Последовательно исключавший саму возможность неопределенного, тем более двусмысленного «прочтения» нравственного смысла того, что изображает, Шют и здесь называет вещи своими именами. Один из персонажей, допустим, комментирует: «Бывает тупоумие, которое ничем не остановишь. Я хочу сказать, если сразу несколько сотен миллионов человек вообразят, будто их национальное достоинство требует сбросить на соседей кобальтовую бомбу... ну, тут и ты, и я мало что можем сделать. На одно только можно было надеяться— просветить людей, отучить их от тупоумия». Другой выводит из завершающегося катаклизма нелестный для человечества «урок»: «Никакой это не конец света. Конец только нам. Земля останется такой, как была, только нас на ней не будет. Смею сказать, она прекрасно обойдется без нас... Быть может, мы были слишком глупы и не заслужили такого прекрасного мира». И т. д. По логике вещей, во всем этом нет никакой необходимости: показанное говорит само за себя красноречивее любых пояснений и комментариев к нему. Если такие формулы и имеют смысл, то, видимо, на правах прямого назидания в рамках романа-предупреждения. Правда, все подобные суждения переданы действующим лицам, воспринимаются как их личная эмоциональная реакция на события и поэтому не производят впечатления чего-то неорганичного, чужеродного для поэтики романа.
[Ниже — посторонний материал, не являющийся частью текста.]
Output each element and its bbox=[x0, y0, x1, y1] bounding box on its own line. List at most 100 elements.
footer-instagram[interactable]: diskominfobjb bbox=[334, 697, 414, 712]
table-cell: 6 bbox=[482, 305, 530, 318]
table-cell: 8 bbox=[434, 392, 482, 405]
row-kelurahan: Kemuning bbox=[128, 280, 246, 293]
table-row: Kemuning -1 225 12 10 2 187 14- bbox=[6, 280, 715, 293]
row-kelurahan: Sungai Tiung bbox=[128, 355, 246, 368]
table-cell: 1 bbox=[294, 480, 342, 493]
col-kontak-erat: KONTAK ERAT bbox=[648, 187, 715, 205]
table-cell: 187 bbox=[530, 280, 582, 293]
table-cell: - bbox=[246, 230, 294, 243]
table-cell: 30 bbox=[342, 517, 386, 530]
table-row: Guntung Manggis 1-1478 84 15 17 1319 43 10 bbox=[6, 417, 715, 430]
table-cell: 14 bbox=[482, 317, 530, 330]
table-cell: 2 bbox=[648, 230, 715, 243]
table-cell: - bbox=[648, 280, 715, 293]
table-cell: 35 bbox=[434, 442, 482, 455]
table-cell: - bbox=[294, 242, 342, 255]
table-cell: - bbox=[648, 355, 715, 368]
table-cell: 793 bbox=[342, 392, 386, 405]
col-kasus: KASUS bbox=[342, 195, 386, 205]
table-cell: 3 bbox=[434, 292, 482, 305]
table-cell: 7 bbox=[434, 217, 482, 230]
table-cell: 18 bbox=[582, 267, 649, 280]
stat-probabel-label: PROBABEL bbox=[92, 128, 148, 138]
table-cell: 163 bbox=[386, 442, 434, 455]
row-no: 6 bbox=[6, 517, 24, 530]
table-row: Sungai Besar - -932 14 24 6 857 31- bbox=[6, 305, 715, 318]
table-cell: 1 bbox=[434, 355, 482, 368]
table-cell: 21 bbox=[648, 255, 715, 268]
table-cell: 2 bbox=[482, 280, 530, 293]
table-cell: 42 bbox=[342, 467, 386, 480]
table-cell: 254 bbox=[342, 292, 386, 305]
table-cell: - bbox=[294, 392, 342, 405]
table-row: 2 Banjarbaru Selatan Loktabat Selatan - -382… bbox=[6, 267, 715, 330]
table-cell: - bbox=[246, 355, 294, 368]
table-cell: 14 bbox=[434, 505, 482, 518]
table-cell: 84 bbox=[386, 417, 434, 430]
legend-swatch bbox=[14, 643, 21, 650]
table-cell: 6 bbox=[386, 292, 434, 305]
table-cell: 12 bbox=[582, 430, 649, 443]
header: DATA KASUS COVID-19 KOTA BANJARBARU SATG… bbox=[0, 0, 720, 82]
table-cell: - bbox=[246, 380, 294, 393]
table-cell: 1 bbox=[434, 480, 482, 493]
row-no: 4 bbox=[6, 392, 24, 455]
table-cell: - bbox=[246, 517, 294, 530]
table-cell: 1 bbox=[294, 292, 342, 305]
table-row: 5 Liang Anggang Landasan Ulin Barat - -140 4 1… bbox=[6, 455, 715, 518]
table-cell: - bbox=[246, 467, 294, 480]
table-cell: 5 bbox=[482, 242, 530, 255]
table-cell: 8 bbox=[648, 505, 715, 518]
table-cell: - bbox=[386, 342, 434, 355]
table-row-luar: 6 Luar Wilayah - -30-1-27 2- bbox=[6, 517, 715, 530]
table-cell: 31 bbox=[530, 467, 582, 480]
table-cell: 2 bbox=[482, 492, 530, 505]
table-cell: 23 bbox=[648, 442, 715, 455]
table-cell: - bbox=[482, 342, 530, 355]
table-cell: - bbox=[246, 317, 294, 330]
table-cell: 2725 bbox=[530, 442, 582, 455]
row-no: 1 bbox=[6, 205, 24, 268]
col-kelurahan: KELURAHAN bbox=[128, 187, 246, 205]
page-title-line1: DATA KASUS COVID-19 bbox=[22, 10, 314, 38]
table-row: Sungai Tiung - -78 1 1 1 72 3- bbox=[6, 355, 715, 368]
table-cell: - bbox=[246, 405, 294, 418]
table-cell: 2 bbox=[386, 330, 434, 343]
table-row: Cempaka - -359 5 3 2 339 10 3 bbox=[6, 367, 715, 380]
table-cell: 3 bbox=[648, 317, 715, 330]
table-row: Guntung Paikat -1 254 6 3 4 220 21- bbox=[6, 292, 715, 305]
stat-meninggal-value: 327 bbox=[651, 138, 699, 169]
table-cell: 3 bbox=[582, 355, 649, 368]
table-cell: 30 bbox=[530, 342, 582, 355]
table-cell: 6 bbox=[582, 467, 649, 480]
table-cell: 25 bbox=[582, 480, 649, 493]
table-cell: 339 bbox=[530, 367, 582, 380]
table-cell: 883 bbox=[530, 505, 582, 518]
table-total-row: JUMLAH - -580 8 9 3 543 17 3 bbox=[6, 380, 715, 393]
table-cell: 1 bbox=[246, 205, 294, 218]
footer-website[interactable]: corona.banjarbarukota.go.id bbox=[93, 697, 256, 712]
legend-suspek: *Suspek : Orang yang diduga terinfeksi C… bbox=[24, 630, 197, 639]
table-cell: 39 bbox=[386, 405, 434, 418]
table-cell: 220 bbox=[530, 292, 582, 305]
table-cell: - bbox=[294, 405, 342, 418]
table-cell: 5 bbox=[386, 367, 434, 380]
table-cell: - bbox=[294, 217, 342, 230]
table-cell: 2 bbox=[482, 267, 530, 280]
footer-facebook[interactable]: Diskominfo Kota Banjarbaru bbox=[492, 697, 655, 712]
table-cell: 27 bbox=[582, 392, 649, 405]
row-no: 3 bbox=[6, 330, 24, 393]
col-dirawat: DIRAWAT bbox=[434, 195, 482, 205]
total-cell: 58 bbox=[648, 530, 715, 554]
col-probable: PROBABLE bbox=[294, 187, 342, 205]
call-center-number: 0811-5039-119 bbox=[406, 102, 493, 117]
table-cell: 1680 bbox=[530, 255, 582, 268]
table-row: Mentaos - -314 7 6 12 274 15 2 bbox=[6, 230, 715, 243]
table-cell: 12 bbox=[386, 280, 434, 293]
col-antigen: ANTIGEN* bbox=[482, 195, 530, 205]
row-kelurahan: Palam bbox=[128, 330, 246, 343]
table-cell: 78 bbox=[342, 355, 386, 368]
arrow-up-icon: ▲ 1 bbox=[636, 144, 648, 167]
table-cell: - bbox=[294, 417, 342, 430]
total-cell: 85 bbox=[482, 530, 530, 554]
Наконец еще одна немаловажная особенность. Гибель человечества дана в романе крупным планом, через описание последних месяцев жизни и ухода в небытие нескольких людей если и не идеальных, то, безусловно, симпатичных, достойных и по-своему прекрасных, потому что в каждом из них персонифицированы простые, исконные и пока единственные в мироздании человеческие .ценности. Исчезновение человека, по Шюту,— это прежде всего исчезновение целой телесно-духовной вселенной, нравственно-интеллектуального космоса. Интуитивная догадка, что это так, и лежит, возможно, в основе странных, на взгляд нормального человека, поступков некоторых действующих лиц — вроде верности сгинувшей в северном полушарии жене. Дух так же противится уничтожению, как и плоть, и так же торопится запечатлеть себя вопреки неминуемому: «Просто я до самого конца хочу поступать, как должно».
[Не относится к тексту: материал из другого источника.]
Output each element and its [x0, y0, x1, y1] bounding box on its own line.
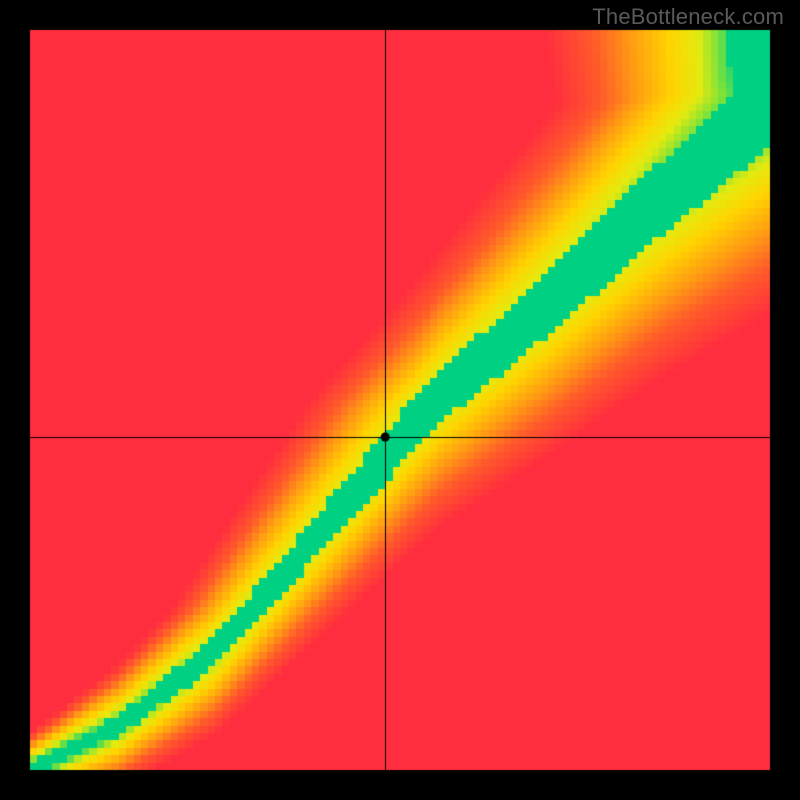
- watermark-text: TheBottleneck.com: [592, 4, 784, 30]
- crosshair-overlay: [0, 0, 800, 800]
- figure-container: TheBottleneck.com: [0, 0, 800, 800]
В книге о настоящей войне («Крысолов») перед героями маячит надежда на спасение, развязка их судьбы непредсказуема. В книге о войне вымышленной («На берегу») конец однозначно предвидим и неизбежен, выхода нет, надежды тоже. Обозримое будущее представлялось писателю чудовищней всех ужасов пережитого прошлого и длящегося настоящего. Глядя из сегодняшнего дня, можно, разумеется, видеть, что Невил Шют не был свободен от известных иллюзий и стереотипов политического мышления своего времени — читатель их отметит, но проницательности ему было не занимать. Впрочем, малый налет сентиментальности и старомодной чистоты рисунка с течением лет придает его лучшим книгам своеобразное очарование, а уж мастерство рассказчика и честность художника не дают им кануть в забвение. Бестселлеры тем хороши, что их читают многие. Можно надеяться, что романы Шюта будут читать и тогда, когда обе мировые войны, еще больше отдалятся во времени, а ядерное противостояние отойдет в глубокое прошлое: как-никак, люди во всех поколениях любят драматические истории и страшные сказки.